Cybersecurity experts found a new trace of an ATM Jackpotting Attack via infamous ATM malware named Cutlet Maker. The researchers opined that the usage of this malware by attackers is now rapidly growing across the globe.
Cutlet Maker malware was designed in 2017 to spit the cash from ATMs in Germany. In ATM jackpotting, attackers use malware like Cutlet Maker to trick the ATM, by exploiting its vulnerability, to eject the cash.
A joint investigation by Motherboard and the German broadcaster Bayerischer Rundfunk revealed some new details about a series of Jackpotting Attacks. The malware was used to attack multiple ATMs in Germany to steal around US$ 1.5 million during 2017. It’s said that a total of 10 different jackpotting incidents had taken place between February and November 2017, involving Cutlet Maker malware.

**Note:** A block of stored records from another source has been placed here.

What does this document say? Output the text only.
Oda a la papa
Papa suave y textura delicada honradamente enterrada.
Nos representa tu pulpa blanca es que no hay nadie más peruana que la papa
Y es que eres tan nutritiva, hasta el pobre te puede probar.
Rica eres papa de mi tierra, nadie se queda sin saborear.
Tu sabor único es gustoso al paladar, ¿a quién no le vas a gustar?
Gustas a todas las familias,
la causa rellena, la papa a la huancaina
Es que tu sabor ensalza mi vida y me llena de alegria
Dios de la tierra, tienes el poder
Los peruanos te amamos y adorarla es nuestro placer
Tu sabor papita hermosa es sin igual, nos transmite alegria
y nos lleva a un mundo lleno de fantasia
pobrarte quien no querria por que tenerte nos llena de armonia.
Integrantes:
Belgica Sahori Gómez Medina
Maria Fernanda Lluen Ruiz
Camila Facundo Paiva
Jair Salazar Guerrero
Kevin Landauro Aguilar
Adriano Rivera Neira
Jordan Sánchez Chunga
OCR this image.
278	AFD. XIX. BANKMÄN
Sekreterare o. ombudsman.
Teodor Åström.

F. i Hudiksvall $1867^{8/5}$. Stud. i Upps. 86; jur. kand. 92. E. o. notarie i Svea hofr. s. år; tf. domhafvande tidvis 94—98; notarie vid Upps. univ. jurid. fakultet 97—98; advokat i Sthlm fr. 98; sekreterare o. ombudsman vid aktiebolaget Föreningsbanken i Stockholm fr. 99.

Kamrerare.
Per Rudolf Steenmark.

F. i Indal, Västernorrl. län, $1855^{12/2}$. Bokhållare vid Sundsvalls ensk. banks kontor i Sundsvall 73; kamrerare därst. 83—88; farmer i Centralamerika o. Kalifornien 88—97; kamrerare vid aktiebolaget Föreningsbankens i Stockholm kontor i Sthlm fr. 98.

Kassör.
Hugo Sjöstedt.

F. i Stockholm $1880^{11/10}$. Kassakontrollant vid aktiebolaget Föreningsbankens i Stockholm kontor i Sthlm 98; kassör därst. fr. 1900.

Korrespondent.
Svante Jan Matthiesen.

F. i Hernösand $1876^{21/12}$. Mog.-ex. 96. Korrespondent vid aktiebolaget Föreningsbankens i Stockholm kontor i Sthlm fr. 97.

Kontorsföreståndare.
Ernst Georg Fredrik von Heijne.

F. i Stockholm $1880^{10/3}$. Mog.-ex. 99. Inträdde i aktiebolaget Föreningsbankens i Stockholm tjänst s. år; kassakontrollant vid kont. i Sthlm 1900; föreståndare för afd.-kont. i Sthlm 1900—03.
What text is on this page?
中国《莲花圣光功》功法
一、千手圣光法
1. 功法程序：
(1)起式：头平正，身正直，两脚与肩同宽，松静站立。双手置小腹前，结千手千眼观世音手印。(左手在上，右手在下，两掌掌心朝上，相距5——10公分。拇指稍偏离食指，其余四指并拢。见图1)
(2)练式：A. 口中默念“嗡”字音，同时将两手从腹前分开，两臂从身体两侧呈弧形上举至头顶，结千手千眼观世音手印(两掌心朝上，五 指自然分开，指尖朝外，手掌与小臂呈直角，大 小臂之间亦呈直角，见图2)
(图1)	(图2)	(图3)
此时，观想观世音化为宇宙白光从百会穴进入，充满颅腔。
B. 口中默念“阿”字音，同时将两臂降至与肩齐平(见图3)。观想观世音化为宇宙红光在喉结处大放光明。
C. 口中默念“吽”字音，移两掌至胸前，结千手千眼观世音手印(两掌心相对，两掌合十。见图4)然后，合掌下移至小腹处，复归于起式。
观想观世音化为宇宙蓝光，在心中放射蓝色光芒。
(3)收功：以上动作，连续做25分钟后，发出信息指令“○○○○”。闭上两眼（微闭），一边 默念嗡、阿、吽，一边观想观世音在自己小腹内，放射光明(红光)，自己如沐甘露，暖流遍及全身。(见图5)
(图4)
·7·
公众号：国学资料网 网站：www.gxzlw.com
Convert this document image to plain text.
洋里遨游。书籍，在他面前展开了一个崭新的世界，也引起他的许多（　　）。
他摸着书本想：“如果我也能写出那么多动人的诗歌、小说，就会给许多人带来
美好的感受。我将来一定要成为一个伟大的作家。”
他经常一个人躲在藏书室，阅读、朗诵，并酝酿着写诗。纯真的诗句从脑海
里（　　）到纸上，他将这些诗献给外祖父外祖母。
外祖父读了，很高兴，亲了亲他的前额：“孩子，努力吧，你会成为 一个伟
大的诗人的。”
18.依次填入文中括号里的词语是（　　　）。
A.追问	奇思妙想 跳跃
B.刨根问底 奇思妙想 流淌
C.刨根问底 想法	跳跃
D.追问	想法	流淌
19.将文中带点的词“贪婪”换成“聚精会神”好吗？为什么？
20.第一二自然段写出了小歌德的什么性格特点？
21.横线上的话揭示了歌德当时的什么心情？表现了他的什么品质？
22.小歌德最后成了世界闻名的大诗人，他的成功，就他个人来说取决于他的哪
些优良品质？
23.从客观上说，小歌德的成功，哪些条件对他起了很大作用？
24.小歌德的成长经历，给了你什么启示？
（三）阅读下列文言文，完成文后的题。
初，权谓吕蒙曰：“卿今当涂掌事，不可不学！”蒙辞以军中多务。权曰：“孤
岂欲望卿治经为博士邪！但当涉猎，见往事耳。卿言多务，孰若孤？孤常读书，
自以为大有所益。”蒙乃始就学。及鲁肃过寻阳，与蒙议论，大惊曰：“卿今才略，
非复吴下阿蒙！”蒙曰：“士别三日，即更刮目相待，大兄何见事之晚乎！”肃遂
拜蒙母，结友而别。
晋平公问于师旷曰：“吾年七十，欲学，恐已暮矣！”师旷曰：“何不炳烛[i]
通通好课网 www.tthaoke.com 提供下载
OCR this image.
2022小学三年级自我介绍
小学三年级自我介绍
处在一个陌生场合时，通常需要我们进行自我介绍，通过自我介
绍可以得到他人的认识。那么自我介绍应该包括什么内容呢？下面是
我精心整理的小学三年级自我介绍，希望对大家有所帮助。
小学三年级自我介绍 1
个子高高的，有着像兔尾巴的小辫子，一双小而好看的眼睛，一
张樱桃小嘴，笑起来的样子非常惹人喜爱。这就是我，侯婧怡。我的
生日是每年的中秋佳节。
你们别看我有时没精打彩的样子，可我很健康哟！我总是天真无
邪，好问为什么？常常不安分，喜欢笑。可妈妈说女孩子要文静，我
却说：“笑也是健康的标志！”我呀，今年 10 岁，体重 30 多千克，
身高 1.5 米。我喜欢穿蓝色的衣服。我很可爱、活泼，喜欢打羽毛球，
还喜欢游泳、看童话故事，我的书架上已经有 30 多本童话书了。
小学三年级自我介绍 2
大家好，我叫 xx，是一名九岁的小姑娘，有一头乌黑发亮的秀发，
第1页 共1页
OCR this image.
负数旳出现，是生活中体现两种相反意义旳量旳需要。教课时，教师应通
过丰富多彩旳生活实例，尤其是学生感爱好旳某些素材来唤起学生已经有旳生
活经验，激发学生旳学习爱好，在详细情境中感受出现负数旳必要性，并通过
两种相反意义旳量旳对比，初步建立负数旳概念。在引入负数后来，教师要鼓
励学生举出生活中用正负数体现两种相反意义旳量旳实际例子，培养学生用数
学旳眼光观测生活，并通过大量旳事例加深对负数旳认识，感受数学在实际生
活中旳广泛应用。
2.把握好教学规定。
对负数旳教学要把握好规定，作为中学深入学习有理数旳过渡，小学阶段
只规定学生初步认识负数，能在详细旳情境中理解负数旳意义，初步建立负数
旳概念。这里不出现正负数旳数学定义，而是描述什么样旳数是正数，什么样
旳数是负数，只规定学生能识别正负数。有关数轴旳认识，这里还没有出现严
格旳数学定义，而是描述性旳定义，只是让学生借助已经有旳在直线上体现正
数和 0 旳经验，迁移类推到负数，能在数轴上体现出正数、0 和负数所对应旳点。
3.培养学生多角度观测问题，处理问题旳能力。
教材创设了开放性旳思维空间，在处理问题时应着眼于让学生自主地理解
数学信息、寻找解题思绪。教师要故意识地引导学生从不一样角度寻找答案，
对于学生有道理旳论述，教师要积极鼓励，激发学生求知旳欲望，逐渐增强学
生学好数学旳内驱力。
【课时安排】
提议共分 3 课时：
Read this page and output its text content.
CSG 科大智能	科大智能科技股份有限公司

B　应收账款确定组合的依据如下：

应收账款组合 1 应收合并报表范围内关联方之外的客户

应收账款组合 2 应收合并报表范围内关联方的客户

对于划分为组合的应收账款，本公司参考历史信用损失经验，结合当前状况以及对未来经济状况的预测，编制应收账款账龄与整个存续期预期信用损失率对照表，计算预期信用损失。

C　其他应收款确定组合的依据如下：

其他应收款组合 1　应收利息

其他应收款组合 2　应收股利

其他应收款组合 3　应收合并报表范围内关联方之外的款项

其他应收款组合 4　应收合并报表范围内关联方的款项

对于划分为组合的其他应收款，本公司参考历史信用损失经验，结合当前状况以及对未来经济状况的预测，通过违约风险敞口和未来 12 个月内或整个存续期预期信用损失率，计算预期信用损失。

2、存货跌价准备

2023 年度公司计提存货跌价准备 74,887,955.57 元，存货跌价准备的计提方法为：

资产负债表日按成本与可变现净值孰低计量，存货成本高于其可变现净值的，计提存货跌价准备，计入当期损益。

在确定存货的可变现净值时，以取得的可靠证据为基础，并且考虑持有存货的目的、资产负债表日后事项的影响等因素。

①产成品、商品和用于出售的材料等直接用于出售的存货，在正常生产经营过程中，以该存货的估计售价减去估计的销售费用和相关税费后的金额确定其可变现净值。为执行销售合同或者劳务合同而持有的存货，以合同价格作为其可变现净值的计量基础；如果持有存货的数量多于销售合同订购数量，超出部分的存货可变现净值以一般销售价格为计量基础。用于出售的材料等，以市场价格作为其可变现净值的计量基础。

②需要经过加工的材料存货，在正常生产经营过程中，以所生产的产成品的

According to the investigation findings, the attacked regions include the U.S., Latin America, and Southeast Asia. The Spanish Commercial Bank Santander is one of the highly impacted banks in the 2017 attacks, as it used outdated Windows systems.
“Protecting our customers’ information and the integrity of our physical network is at the core of what we do. Our experts are involved in every stage of product development and operations to protect customers and the bank from fraud and cyber-threats. This focus on protecting our data and operations prevents us from commenting on specific security issues,” a Santander spokesperson said in a statement.
In January 2018, National Cash Register (NCR) Corporation and Diebold Nixdorf, two leading financial self-service providers in the United States, issued warnings against Jackpotting Attacks that make ATMs gush out cash incessantly. The self-service kiosk makers accepted to have informed their clients about the vulnerability. Although there is no available data on the losses due to these incidents, the ATM manufacturers have admitted to the rising cases of jackpotting across the world.
These ATM cyberattacks took off in 2015 in Asia, Europe and Mexico, however, now their new target is the U.S, raising concerns for the U.S. Secret Service, which has advised financial institutions to be cautious. “This should be treated by all ATM deployers as a call to action to take appropriate steps to protect their ATMs against these forms of attack,” NCR cautioned.